In September 2002, Hong Im Ballenger, 45, a Baton Rouge wife and mother, was robbed and killed by a single gunshot to the head as she left work at a Florida Boulevard beauty supply store.
“She was a beautiful woman and a wonderful mother to my three sons,” her husband, Jim Ballenger, said the following day.
His wife died at the hands of John Allen Muhammad, 41, a New Orleans-born and Baton Rouge-raised former U.S. Army sergeant who later became known as the DC Sniper, and his accomplice, Lee Boyd Malvo, 17, born in Jamaica and relocating to Miami illegally in 2001. The woman was one of the duo’s preliminary victims. Shootings in Alabama, Arizona, California, Florida, Georgia, Texas and Washington also were eventually linked to the pair.
When their subsequent 23-day reign of terror through Washington, D.C., Maryland and Virginia was over, 10 people were dead and three critically injured, bringing the assailants’ 10-month tally to 17 deaths and 10 wounded. They were captured at a rest stop in Maryland on Oct. 24, 2002.

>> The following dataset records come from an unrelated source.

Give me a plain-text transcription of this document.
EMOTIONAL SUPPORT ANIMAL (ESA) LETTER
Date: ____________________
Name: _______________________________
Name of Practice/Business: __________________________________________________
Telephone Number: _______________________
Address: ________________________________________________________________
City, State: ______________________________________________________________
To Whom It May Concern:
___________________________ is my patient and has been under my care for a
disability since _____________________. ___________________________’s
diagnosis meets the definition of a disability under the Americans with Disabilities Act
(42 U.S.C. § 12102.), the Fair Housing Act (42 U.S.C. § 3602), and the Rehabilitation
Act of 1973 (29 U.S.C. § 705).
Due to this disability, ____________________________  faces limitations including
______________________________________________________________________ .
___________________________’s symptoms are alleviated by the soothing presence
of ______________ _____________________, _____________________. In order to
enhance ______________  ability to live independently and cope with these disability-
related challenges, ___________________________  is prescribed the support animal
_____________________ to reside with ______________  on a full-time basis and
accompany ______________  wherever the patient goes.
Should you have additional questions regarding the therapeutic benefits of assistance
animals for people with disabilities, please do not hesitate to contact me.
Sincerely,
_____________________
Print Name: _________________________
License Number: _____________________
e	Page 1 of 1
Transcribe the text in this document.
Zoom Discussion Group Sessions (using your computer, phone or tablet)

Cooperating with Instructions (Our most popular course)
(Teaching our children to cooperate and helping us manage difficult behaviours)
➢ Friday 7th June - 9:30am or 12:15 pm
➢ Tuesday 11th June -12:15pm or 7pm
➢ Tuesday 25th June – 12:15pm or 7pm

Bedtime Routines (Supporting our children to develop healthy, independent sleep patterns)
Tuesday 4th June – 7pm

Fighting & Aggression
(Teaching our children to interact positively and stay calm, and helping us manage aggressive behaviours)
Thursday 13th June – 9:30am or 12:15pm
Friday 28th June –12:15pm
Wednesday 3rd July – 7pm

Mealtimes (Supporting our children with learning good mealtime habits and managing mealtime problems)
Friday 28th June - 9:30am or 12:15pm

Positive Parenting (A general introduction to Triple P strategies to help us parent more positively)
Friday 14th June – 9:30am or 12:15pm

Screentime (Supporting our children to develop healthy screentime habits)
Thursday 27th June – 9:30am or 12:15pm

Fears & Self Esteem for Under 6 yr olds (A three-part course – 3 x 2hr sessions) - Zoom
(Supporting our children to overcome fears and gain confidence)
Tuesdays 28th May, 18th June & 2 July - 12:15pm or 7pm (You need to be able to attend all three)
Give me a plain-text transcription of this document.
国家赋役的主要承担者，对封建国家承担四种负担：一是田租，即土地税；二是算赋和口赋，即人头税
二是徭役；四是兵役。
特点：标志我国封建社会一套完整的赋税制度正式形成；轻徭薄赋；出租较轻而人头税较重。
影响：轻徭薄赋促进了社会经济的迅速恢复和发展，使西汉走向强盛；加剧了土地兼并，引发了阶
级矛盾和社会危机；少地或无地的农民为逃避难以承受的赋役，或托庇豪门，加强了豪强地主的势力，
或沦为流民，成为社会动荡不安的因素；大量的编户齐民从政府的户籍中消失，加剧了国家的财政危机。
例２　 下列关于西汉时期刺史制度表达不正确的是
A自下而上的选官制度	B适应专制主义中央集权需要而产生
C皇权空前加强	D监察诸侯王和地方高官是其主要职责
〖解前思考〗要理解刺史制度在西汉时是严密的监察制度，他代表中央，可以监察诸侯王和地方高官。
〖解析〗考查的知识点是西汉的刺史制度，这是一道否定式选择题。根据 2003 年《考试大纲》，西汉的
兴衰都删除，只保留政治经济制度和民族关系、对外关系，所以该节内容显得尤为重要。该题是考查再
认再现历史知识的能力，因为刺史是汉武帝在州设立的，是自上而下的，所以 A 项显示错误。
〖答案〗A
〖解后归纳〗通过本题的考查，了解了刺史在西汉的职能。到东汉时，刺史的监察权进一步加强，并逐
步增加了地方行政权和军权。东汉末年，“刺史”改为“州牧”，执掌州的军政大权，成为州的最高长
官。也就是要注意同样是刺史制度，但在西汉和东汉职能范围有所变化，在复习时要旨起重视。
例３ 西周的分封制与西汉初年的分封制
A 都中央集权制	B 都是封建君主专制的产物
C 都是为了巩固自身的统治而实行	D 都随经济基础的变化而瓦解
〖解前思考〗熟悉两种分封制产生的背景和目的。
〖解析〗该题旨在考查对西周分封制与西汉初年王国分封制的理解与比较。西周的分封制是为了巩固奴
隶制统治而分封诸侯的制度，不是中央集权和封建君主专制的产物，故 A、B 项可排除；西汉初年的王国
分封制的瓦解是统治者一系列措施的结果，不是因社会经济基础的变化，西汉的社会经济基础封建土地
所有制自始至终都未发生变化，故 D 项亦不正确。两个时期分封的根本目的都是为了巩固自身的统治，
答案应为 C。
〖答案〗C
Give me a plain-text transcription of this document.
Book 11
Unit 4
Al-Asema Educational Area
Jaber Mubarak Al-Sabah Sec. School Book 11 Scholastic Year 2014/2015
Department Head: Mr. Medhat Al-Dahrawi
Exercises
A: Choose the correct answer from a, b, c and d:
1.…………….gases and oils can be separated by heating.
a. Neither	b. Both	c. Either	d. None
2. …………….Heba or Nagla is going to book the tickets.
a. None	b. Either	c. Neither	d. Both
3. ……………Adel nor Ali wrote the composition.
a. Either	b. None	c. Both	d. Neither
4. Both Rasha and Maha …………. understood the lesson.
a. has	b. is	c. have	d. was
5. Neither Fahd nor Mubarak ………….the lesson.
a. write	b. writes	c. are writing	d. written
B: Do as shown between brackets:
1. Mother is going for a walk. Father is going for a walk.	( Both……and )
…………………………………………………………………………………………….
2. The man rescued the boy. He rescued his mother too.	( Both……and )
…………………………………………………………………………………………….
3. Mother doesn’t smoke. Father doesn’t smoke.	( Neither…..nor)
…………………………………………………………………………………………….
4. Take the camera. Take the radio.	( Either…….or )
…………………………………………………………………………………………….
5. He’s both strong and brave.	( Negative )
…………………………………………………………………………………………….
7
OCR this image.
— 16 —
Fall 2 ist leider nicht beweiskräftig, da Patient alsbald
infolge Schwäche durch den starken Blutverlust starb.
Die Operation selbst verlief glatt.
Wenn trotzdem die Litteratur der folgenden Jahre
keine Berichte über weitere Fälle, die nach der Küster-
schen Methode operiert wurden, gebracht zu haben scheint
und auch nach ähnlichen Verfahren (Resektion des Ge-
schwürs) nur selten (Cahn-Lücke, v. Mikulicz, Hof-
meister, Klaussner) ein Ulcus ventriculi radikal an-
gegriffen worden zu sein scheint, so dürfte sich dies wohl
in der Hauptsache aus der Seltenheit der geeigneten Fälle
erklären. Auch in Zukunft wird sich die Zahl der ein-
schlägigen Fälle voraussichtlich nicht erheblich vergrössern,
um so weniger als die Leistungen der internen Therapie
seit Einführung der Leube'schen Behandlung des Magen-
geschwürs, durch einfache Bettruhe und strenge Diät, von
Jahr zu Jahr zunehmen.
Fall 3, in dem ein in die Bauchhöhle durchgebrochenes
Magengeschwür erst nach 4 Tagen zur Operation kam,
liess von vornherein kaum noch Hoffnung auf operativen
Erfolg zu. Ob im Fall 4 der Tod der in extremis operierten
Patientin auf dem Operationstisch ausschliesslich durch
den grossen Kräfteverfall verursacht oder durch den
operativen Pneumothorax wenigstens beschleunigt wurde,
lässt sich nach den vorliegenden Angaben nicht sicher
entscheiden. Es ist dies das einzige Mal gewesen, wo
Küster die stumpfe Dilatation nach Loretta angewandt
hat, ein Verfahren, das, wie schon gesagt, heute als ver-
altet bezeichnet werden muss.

Although all of the serial attacks seemed random at the time, it would be revealed in court proceedings that it was all part of an elaborate plan to kill Muhammad’s ex-wife, Mildred, and gain custody of their three children.
Mildred Muhammad, 65, who lives in Maryland, will tell her story in ID’s “Hunted by My Husband: The Untold Story of the DC Sniper” at 8 p.m. Tuesday.
Appropriately, the new documentary is airing during Domestic Violence Awareness Month.
“The man that I married was a complete stranger,” Mildred Muhammad says in the documentary.
Viewers will hear her tell of years of emotional, financial and psychological abuse she endured before her ex-husband’s killing spree.
“When the person you love becomes the one you fear, you are scared to the core of your being. Everything you thought was real has become an illusion, it is disconcerting,” Muhammad said in 2009. “You feel as though you have fallen into a deep hole and there is nothing to hold onto, because there, everything you thought was there is gone, and you slip deeper and deeper.”
“Through exclusive interviews, never-before-seen home video of the Muhammad family, and commentary from domestic violence experts and law enforcement officers who worked tirelessly to track and identify the snipers, the documentary explores how the justice system, media and public perception missed critical warning signs of abuse and coercive control, and challenges our society as a whole to rethink what we know of domestic violence,” a show synopsis states.
“John Muhammad had a plan. He was going to kill her and then she would be just another random victim of the DC Sniper,” says one of the detectives.
Charged with murder, terrorism, conspiracy and the illegal use of a firearm, John Muhammad was convicted, received the death penalty and died by lethal injection in 2009. Malvo, now 40, was also found guilty and is serving four consecutive life sentences in a Virginia prison.
Mildred Muhammad has turned her trauma into an avenue to help other abuse victims. She is an award-winning author, public speaker and domestic violence awareness advocate. She also serves on the Maryland Board of Victim Services, is a certified Consultant for the U.S. Department of Justice, a speaker for the U.S. Department of State and a CNN contributor.
The National Domestic Violence Hotline is available to provide help at thehotline.org or the No More Foundation at declarenomore.com.